Aufsichtsratsmitglieder im Zwiespalt

von Dr. Ulrike Unger, veröffentlicht am 13.10.2008

Aufsichtsratsmitglieder müssen die erhaltenen Geschäftsunterlagen nach Beendigung ihrer Amtszeit an die Gesellschaft herausgeben. Diese Pflicht erstreckt sich auch auf Fotokopien und Dublikate. Das hat nun der Bundesgerichtshof klargestellt ( BGH, Beschluss vom 7.7.2008 - II ZR 71/07). Begründet wird dies damit, dass auch für den Vorstand einer AG gemäß §§ 675, 666, 667 BGB eine entsprechende Pflicht bestehe.

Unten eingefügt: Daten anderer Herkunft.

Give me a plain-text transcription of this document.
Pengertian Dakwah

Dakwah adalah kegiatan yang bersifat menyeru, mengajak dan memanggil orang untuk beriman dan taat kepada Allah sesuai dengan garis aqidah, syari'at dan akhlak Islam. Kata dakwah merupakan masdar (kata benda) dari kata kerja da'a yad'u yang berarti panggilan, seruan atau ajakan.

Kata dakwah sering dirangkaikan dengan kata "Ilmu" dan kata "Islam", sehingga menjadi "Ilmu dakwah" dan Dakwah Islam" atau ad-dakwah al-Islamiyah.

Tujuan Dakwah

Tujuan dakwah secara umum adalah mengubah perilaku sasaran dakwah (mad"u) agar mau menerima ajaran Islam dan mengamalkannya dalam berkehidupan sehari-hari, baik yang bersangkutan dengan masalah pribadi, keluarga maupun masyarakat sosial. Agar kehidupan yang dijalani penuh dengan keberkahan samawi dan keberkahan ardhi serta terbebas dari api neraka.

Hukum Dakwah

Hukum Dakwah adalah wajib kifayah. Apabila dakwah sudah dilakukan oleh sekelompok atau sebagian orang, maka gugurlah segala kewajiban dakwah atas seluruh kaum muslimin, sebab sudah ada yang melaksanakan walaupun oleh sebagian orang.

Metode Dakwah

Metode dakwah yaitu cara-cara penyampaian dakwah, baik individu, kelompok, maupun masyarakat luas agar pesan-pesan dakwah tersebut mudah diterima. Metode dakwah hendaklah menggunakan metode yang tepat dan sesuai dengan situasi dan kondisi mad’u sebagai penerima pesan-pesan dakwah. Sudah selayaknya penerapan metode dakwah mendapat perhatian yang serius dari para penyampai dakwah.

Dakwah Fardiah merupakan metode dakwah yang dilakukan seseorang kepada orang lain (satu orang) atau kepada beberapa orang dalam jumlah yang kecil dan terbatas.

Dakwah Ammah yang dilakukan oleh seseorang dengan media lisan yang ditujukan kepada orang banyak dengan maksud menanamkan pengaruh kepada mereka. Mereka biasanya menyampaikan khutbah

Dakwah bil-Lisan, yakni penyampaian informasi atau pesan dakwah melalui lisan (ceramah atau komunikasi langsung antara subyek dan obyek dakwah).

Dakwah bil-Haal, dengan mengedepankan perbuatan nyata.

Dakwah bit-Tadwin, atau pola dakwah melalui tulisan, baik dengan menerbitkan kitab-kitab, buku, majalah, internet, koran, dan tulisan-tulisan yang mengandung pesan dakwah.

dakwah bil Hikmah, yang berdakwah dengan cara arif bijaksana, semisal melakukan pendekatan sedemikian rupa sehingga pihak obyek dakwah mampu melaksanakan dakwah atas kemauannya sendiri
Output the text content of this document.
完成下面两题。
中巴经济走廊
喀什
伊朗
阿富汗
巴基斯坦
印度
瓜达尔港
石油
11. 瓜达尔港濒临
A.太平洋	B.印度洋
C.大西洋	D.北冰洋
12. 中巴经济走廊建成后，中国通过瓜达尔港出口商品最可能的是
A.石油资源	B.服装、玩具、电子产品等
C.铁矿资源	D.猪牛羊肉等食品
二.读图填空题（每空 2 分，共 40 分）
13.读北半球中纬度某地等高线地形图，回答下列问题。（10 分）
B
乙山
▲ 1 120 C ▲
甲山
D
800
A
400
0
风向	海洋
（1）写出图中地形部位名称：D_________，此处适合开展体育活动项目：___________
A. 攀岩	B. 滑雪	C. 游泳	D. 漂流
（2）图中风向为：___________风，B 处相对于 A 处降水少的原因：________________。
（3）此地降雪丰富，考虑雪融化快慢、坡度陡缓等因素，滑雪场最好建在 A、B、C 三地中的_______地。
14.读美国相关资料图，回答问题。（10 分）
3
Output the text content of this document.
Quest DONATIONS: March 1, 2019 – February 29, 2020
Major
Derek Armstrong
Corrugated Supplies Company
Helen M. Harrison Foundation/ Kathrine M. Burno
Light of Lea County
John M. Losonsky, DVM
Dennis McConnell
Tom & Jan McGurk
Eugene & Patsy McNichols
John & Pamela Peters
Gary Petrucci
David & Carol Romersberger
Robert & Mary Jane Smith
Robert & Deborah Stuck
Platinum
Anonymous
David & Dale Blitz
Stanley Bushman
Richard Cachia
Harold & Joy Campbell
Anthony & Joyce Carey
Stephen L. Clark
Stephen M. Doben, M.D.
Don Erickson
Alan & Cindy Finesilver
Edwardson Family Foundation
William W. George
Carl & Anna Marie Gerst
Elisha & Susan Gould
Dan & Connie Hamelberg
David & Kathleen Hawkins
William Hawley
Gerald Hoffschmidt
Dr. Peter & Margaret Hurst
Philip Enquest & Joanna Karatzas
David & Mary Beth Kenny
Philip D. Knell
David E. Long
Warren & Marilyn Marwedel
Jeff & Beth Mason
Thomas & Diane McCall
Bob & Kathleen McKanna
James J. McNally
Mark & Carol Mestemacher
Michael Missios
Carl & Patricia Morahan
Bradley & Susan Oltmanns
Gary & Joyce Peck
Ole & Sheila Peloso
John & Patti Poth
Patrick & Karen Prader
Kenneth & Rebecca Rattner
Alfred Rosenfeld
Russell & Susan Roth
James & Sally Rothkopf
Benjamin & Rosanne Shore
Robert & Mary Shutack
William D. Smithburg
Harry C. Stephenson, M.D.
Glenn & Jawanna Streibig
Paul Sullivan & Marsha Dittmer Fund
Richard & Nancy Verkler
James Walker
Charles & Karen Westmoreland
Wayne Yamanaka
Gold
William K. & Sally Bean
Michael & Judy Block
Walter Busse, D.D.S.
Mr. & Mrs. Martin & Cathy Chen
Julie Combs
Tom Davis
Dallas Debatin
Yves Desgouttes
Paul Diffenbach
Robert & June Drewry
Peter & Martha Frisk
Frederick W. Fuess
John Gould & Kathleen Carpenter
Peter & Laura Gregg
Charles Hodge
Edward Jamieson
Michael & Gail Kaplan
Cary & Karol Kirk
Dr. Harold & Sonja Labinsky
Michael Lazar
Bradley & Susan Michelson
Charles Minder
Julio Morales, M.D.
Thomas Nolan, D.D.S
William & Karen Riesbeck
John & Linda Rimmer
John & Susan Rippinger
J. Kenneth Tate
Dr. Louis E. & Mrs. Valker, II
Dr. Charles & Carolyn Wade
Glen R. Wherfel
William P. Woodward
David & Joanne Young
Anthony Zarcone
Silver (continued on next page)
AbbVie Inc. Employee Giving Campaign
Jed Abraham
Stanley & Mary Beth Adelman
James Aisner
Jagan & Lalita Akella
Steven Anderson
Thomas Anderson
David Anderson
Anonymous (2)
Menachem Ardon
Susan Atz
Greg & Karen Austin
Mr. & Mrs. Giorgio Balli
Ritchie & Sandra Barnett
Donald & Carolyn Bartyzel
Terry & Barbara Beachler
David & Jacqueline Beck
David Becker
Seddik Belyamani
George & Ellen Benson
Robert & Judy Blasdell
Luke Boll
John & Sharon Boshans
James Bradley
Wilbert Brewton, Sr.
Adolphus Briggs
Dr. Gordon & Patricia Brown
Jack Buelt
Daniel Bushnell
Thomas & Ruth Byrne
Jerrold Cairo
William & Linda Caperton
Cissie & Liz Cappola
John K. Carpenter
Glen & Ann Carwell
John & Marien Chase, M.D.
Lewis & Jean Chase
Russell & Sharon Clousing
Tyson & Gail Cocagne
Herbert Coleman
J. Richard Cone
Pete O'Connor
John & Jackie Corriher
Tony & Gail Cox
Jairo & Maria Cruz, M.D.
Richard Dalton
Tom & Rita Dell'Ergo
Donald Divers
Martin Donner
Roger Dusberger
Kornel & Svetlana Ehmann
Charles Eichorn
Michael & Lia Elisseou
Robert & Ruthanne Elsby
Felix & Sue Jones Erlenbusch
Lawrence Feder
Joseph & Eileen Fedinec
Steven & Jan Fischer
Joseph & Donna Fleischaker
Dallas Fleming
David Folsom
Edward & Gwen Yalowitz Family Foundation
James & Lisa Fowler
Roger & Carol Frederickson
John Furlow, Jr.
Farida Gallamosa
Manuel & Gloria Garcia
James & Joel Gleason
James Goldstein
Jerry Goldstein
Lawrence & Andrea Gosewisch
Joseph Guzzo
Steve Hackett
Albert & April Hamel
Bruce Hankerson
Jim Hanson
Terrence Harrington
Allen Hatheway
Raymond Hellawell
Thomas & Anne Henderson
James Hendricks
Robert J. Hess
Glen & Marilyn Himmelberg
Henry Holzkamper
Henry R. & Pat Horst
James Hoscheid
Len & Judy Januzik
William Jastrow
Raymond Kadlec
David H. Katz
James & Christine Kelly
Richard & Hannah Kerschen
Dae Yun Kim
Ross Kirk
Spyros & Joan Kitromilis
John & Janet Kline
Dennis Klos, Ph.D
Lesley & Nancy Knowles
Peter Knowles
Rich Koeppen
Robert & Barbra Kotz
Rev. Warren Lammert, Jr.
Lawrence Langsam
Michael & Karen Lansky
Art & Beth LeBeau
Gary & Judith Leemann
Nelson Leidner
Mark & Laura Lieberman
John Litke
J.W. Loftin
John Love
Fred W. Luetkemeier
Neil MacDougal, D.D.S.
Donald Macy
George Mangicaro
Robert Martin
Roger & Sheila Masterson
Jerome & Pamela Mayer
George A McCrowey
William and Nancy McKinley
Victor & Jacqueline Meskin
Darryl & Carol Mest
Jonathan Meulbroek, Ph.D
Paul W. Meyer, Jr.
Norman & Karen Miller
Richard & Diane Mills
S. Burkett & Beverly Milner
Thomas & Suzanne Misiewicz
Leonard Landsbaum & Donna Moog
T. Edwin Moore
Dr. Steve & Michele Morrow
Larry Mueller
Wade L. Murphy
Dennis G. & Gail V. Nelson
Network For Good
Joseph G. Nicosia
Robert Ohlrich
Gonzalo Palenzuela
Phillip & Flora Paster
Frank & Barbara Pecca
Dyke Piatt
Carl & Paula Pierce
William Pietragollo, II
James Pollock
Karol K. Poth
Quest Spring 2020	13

Die bloß abstrakte Möglichkeit, von der Gesellschaft wegen etwaiger Fehler der Amtsführung auf Schadensersatz in Anspruch genommen zu werden und dann zur eigenen Verteidigung auf die Unterlagen angewiesen zu sein, soll daran nichts ändern. Da sich die Pflicht bereits aus dem Gesetz ergebe, bestehen auch hinsichtlich Geschäftsordnungsregelungen, die eine Herausgabepflicht von Unterlagen samt Kopien vorsehen, keine Bedenken. Wie soll sich nun aber ein Aufsichtsratsmitglied, dass keine Unterlagen mehr zu den Vorgängen hat, im Fall der Fälle verteidigen? Sich auf sein Erinnerungsvermögen zu verlassen, ist wohl in den meisten Konstellationen nicht ausreichend. Nach Ansicht des Bundesgerichtshofs sind die Interessen des Aufsichtsratsmitglieds dadurch ausreichend geschützt, dass die Gesellschaft die ihm vorzuwerfende Pflichtverletzung zu bezeichnen und ihm Einsicht in die dafür maßgeblichen Unterlagen zu gewähren habe. Ob ein solches Vorgehen eine optimale Verteidigungsmöglichkeit des Aufsichtsratsmitglieds gewährleistet, ist allerdings mehr als zweifelhaft. Nicht umfasst von der Entscheidung, ist die Frage, ob eine Herausgabepflicht auch besteht, falls Schadenserstzansprüche gegen das Aufsichtsratsmitglied bereits konkret im Raum stehen oder schon geltend gemacht wurden. Auch ist damit nicht entschieden, wie mit eigenen Notizen des Aufsichtsratsmitglieds zu verfahren ist, etwa mit Erinnerungsprotokollen.